妖(あやかし)狩り・参~恋吹雪~
「まぁ、そのように照れなくても。それとも・・・・・・」

 にこにこと、そはや丸に迫っていたほたるが、いきなりキッと呉羽を睨んだ。

「その女子に、知られてはまずいのかしら」

「知ってますが」

 きょとんと呉羽は、ほたるに言う。
 二人の会話は、全然噛み合っていない。
 ほたるは嫉妬心丸出しに、呉羽を睨(ね)め付けると、ふん、と鼻を鳴らして顎を反らせた。

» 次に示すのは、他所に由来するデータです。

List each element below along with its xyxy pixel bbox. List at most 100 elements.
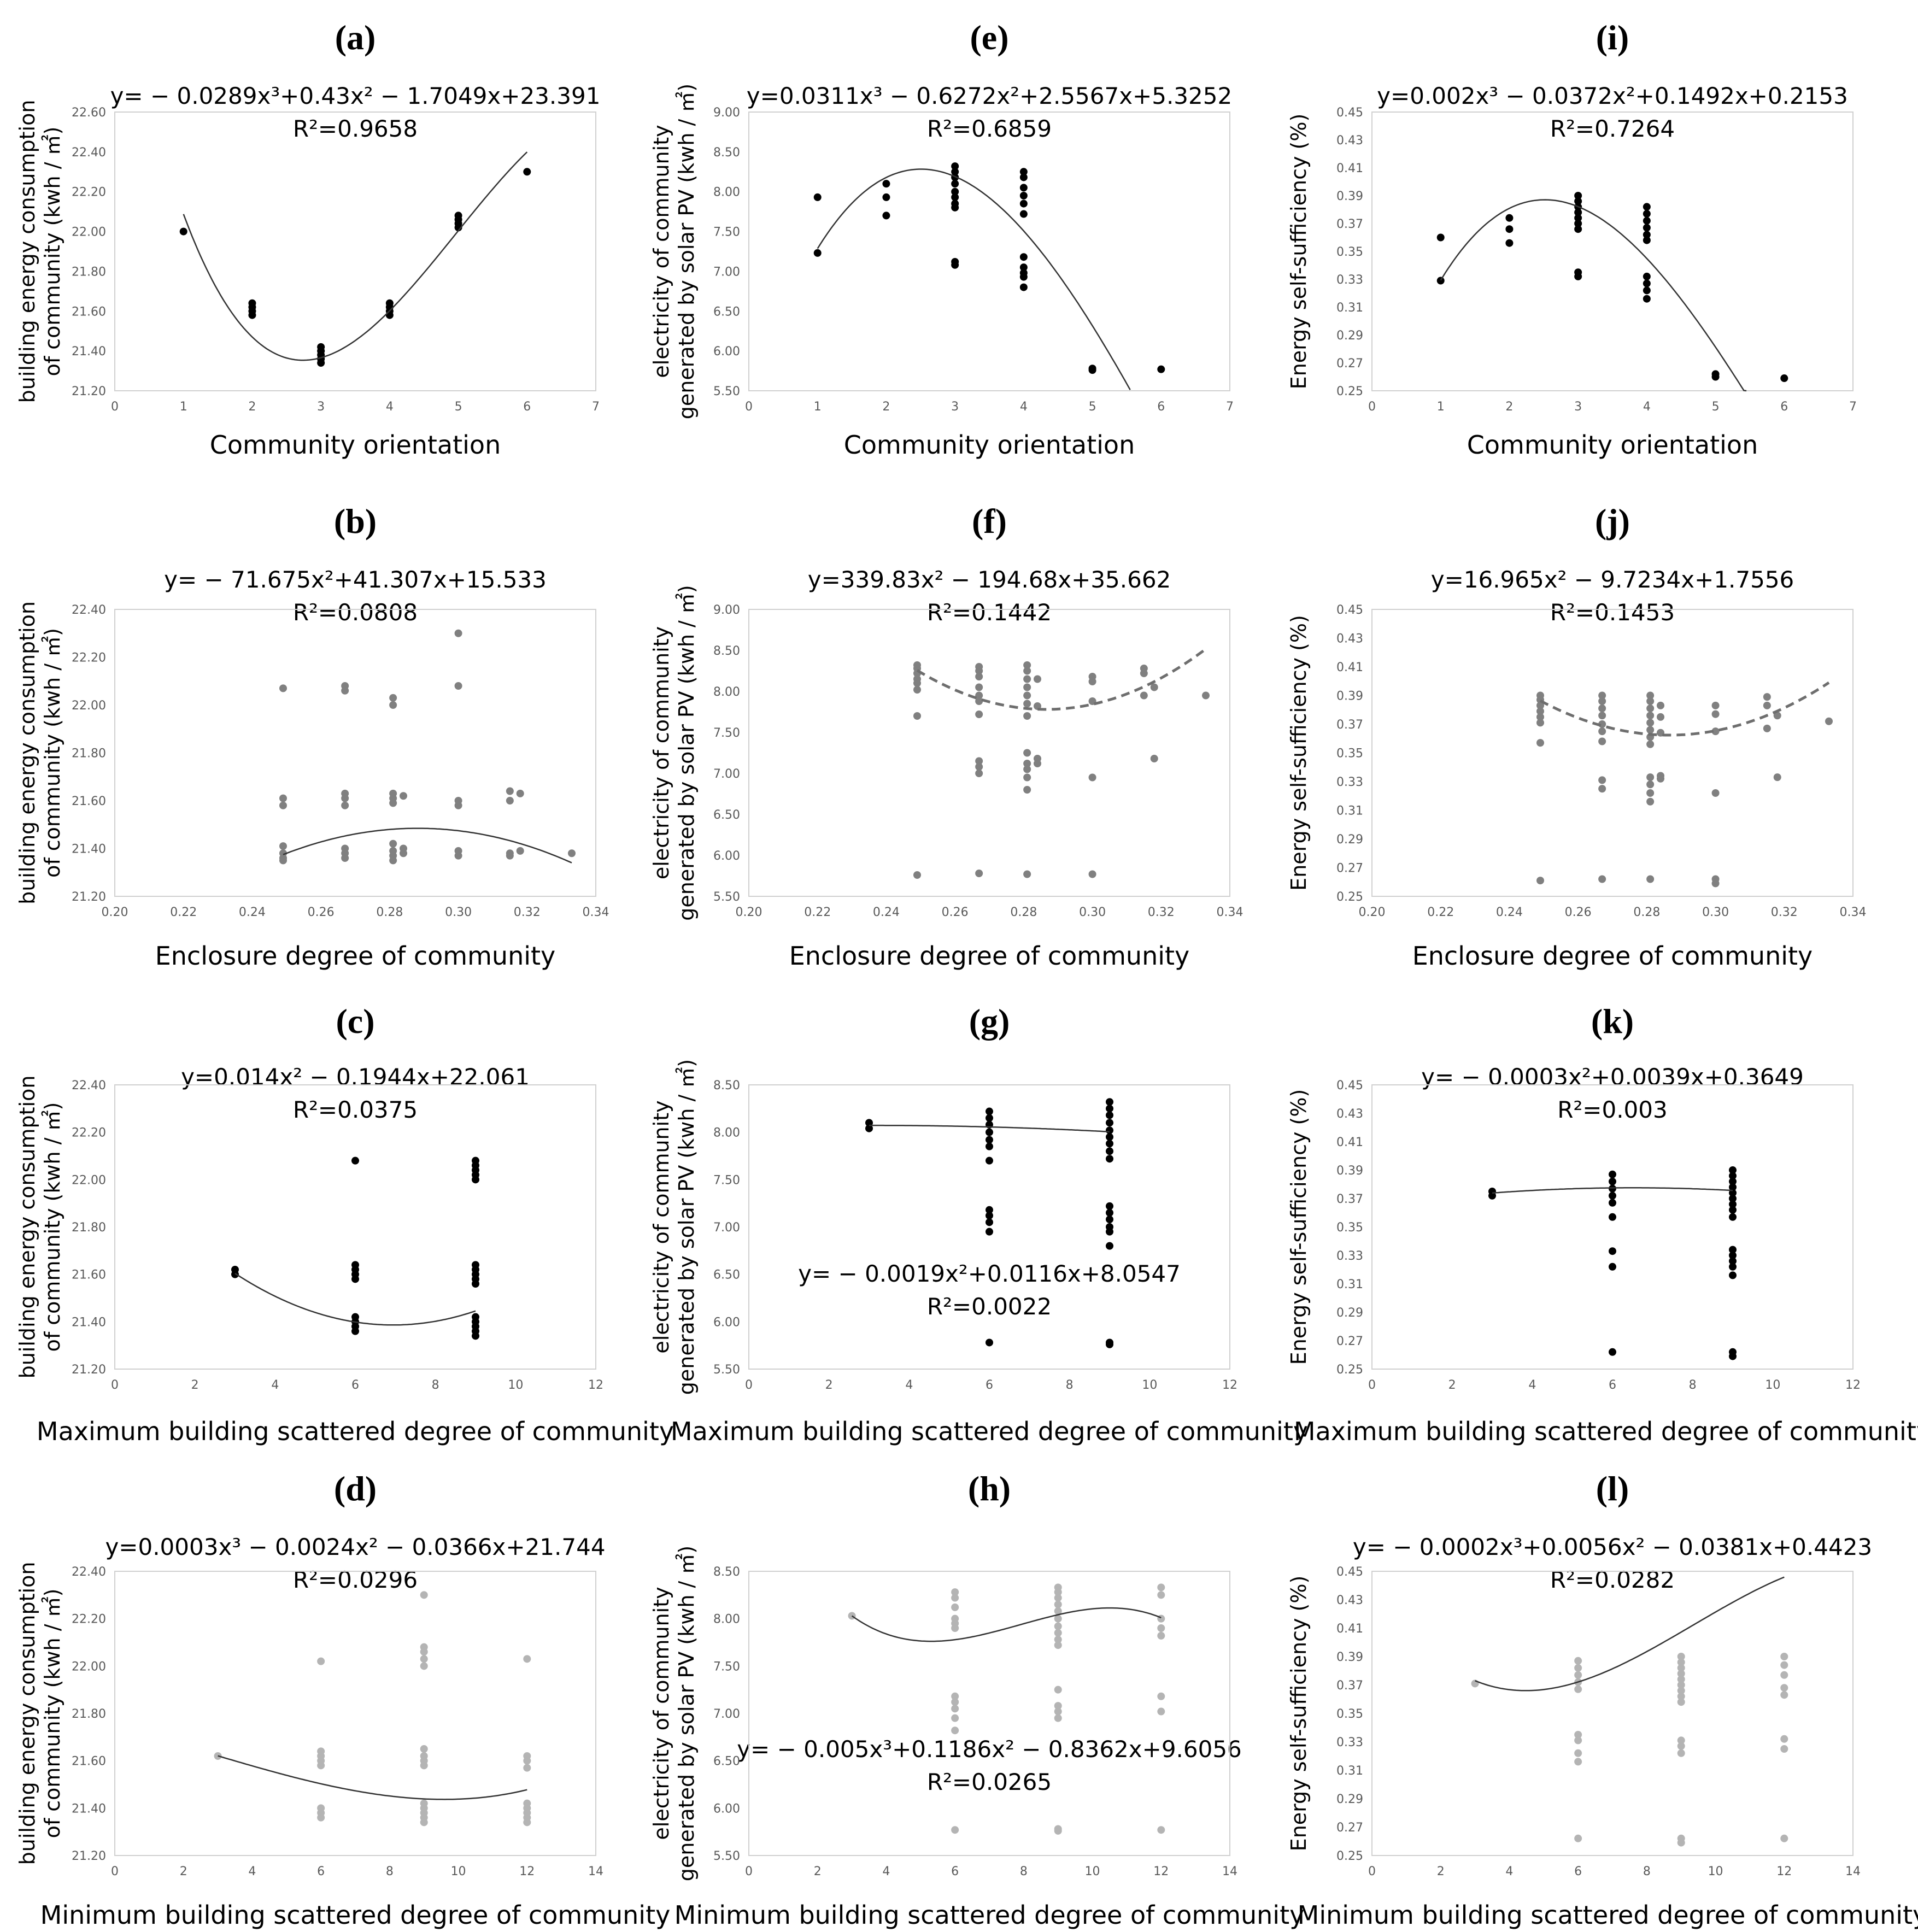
y-tick-label: 0.43 — [1336, 632, 1363, 646]
plot-area — [748, 111, 1230, 391]
data-point — [975, 870, 983, 877]
data-point — [506, 852, 514, 860]
data-point — [951, 1588, 959, 1596]
y-tick-label: 0.31 — [1336, 1278, 1363, 1291]
x-tick-label: 0.30 — [1702, 906, 1729, 919]
data-point — [1609, 1199, 1616, 1207]
data-point — [1643, 286, 1651, 295]
r-squared-label: R²=0.7264 — [1550, 115, 1675, 142]
y-tick-label: 0.39 — [1336, 190, 1363, 203]
data-point — [1643, 203, 1651, 211]
trend-line — [1440, 199, 1747, 392]
data-point — [986, 1128, 993, 1136]
y-tick-label: 0.41 — [1336, 661, 1363, 674]
data-point — [951, 1714, 959, 1722]
y-tick-label: 0.37 — [1336, 1679, 1363, 1693]
r-squared-label: R²=0.0808 — [293, 599, 418, 626]
data-point — [1780, 1671, 1788, 1679]
x-tick-label: 0.32 — [1771, 906, 1798, 919]
y-tick-label: 0.37 — [1336, 718, 1363, 732]
x-tick-label: 6 — [1157, 400, 1165, 414]
x-tick-label: 12 — [1776, 1865, 1792, 1878]
data-point — [179, 227, 187, 236]
data-point — [1106, 1133, 1113, 1141]
data-point — [1106, 1202, 1113, 1210]
data-point — [1643, 224, 1651, 232]
y-tick-label: 21.80 — [72, 1707, 106, 1721]
data-point — [1598, 776, 1606, 784]
x-tick-label: 10 — [1142, 1378, 1157, 1392]
x-tick-label: 6 — [317, 1865, 325, 1878]
y-tick-label: 6.50 — [713, 1755, 740, 1769]
x-tick-label: 8 — [1643, 1865, 1651, 1878]
x-tick-label: 6 — [1574, 1865, 1582, 1878]
fit-equation: y=0.0311x³ − 0.6272x²+2.5567x+5.3252 — [747, 83, 1232, 109]
panel-label: (l) — [1596, 1469, 1629, 1508]
data-point — [1157, 1692, 1165, 1700]
x-tick-label: 5 — [455, 400, 462, 414]
data-point — [1646, 691, 1655, 700]
data-point — [1677, 1670, 1685, 1678]
data-point — [1106, 1111, 1113, 1119]
data-point — [1657, 701, 1664, 709]
y-tick-label: 0.45 — [1336, 603, 1363, 617]
data-point — [279, 684, 287, 692]
data-point — [1536, 701, 1544, 709]
y-tick-label: 5.50 — [713, 1849, 740, 1863]
y-tick-label: 0.27 — [1336, 862, 1363, 876]
y-tick-label: 22.20 — [72, 651, 106, 665]
data-point — [1574, 1731, 1582, 1739]
data-point — [951, 1698, 959, 1706]
data-point — [1677, 1664, 1685, 1672]
data-point — [951, 261, 959, 269]
x-tick-label: 0 — [1368, 400, 1376, 414]
x-tick-label: 2 — [248, 400, 256, 414]
x-tick-label: 7 — [1849, 400, 1857, 414]
y-tick-label: 0.37 — [1336, 218, 1363, 231]
data-point — [523, 1655, 531, 1663]
panel-label: (i) — [1596, 18, 1629, 57]
x-tick-label: 8 — [386, 1865, 394, 1878]
data-point — [1643, 216, 1651, 225]
y-tick-label: 22.40 — [72, 1079, 106, 1093]
data-point — [420, 1662, 428, 1670]
data-point — [420, 1655, 428, 1663]
y-tick-label: 6.00 — [713, 345, 740, 359]
data-point — [1780, 1745, 1788, 1753]
data-point — [1711, 373, 1720, 381]
data-point — [1780, 1735, 1788, 1743]
y-tick-label: 21.40 — [72, 345, 106, 359]
data-point — [1054, 1594, 1062, 1602]
y-tick-label: 8.00 — [713, 1613, 740, 1626]
x-axis-label: Community orientation — [210, 430, 501, 460]
x-tick-label: 6 — [1609, 1378, 1616, 1392]
data-point — [1780, 1653, 1788, 1660]
data-point — [523, 1764, 531, 1772]
x-tick-label: 2 — [1505, 400, 1513, 414]
x-tick-label: 6 — [1780, 400, 1788, 414]
y-tick-label: 21.60 — [72, 1269, 106, 1282]
data-point — [420, 1591, 428, 1599]
data-point — [389, 856, 397, 865]
data-point — [523, 1757, 531, 1765]
y-tick-label: 0.25 — [1336, 1849, 1363, 1863]
data-point — [975, 770, 983, 777]
data-point — [472, 1176, 479, 1184]
data-point — [1711, 789, 1720, 797]
x-tick-label: 0.28 — [1633, 906, 1660, 919]
y-tick-label: 0.27 — [1336, 357, 1363, 371]
x-tick-label: 14 — [1845, 1865, 1861, 1878]
data-point — [317, 1813, 325, 1822]
trend-line — [817, 168, 1131, 390]
data-point — [1773, 773, 1781, 782]
data-point — [975, 697, 983, 705]
r-squared-label: R²=0.1453 — [1550, 599, 1675, 626]
y-tick-label: 0.39 — [1336, 1651, 1363, 1664]
x-tick-label: 0.24 — [1496, 906, 1523, 919]
data-point — [986, 1107, 993, 1115]
data-point — [1574, 272, 1582, 280]
x-tick-label: 8 — [1689, 1378, 1697, 1392]
data-point — [986, 1338, 993, 1347]
data-point — [1574, 1664, 1582, 1672]
data-point — [1677, 1736, 1685, 1745]
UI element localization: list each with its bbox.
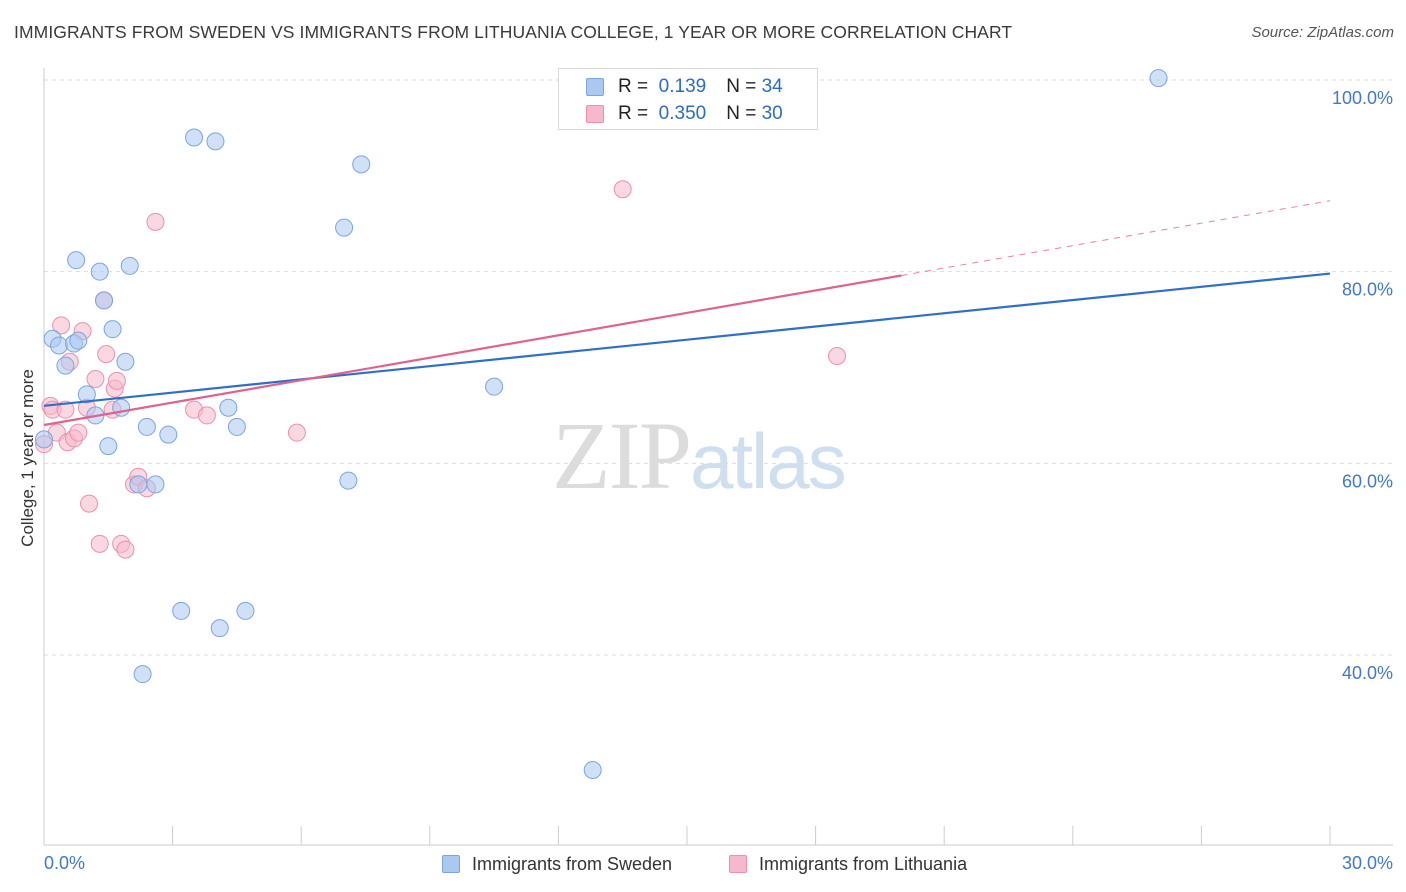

「そもそもあなたが、わたくしの元に、そはや丸を遣わしたのですから、今回だって、ちょっとは遠慮なさったらいかが? 全く、気の利かない小娘だこと」

「???」

 訳がわからず、呉羽は片手に烏丸を抱き、片手はそはや丸の袖を掴んだ状態でぽかんとしている。
 理解不能なことで脳みそが停止し、いつもより、どこか幼く見える。

 そんな呉羽を、そはや丸は、じっと眺めた。
 己の袖を掴む呉羽の手に、心の奥がざわつくのを僅かに感じながら顔を上げると、部屋の隅の右丸も、じっと呉羽を見つめている。
 その顔は、少し驚いたような、それでいて、どこか嬉しそうな表情だ。

---巫女様・・・・・・。可愛い!---

 右丸は心の中で叫んでいた。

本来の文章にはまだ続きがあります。